NMW will have a negative effect
AFTER signing an agreement to introduce a 2018 national minimum wage (NMW) of R20/hour, Deputy President Cyril Ramaphosa stated: “(The NMW) could have been lifted to any number you choose, but this would have had dire consequences with a huge loss of jobs.”
Ramaphosa is content to see some job losses, but just not “huge” job losses. That he is content to see some job losses but not a “huge” amount must be of little consolation for those who will be affected and forced to join the ranks of the more than 9 million currently unemployed.
In a shockingly ironic twist, the parties at the National Economic Development and Labour Council, have been tasked with, among other things, deciding whether government employees employed under the Expanded Public Works Programme (EPWP) should be included in the NMW agreement.

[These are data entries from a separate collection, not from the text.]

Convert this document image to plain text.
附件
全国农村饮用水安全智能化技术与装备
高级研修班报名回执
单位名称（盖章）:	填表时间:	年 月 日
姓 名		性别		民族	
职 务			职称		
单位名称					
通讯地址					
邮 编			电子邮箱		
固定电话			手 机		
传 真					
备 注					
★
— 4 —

Devout communist and Deputy Minister of Public Works, Jeremy Cronin states: “Presently they (EPWP employees) are paid R83 a day. If we (the government) increase that to R20 an hour, 310 000 (people) will be out of work opportunities in a year… If we pay R20 an hour, the government will have to find an extra R10 billion. In the current (economic) situation, that is not going to happen.”

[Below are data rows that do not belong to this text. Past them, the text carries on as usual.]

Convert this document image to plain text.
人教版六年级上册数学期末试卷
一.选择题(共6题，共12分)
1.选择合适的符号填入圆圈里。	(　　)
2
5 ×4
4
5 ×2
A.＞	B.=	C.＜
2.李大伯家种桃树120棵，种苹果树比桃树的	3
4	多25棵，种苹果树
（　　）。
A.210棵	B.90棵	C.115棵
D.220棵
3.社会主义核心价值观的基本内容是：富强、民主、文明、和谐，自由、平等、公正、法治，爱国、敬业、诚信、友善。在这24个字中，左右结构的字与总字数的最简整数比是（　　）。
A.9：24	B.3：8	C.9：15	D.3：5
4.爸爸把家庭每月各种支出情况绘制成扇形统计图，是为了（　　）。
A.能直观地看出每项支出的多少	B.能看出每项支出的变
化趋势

What’s good for the goose is apparently not good for the gander.
The most ardent supporters of minimum wages are those who already have jobs, politicians seeking to win votes, and trade unions that stand to gain when their members’ wages increase. Whether or not these groups understand it, the NMW is a massive barrier to entry, protecting those lucky enough to have a job. NMW champions claim it will reduce inequality. It will not, and claiming it will, cruelly mocks the millions – especially the unskilled and inexperienced – who might have had jobs were they not priced out of the labour market.
Forcing up the wages of the working poor will not permanently solve the problem of, for example, South Africa’s failed education system. There are approximately 36 million people in South Africa of working age, but more than 60% have education levels of less than matric. Typically, higher levels of education attainment are associated with improved labour force participation rates and higher labour absorption and consequently lower rates of unemployment.
A costly additional layer of regulation will only serve to worsen the unemployment problem. A legislated national minimum wage will have a disparately negative effect on the employment prospects of most new entrants into the labour market and the unemployed – who are typically young black people.
Last year, Labour Minister Mildred Oliphant expressed concern about the number of retrenchments that might follow after the implementation of the NMW. She is right to be concerned. The National Treasury has warned that a minimum wage of over R3 000 per month would result in over 700 000 jobs losses. After all, employers respond rationally and predictably to a rise in labour costs – they either mechanise and employ fewer people, reduce the hours of existing employees, or do a combination of both. Some employers may choose to forgo profits but this will stall investment in their businesses, which will halt any expansion – so they won’t take on any additional workers and existing workers’ wages will stagnate. To cover the increased wage payments, employers will have no choice but to raise the price of their goods and services. But it’s not rich people who will suffer, they can easily afford to pay a few extra rands. It’s the poor who will suffer the most because they are far more sensitive to even minor changes in prices.
We can also expect to see more people forced into the informal and underground sectors of the economy, which will have the perverse effect of reducing the amount of protection for the poorest and most marginalised members of society.
The most principled case against a national minimum wage is that it is morally wrong. Even one person made unemployable, is sufficient reason to oppose such a policy. No matter how well-intended, a national minimum wage will harm the very people it pretends to assist and exacerbate poverty and inequality in this country.
At the current projected levels of economic growth (1.3%), incomes will double roughly every 55 years, which is clearly too long a period to substantially address South Africa’s unacceptably high levels of poverty. In contrast, at a higher level of economic growth, say 5%, which is the level targeted in the National Development Plan; incomes will double every 14 years. If the South African government really cares about the poor, it will adopt policies that are known to foster economic growth. Forcing up wages by government decree does nothing to boost economic growth and productivity and fails to address why people are poor.
Furthermore, exempting government programmes from the NMW will bloat the public sector at the expense of the private sector. When these policies take hold, get ready for many more years of economic stagnation and rising poverty.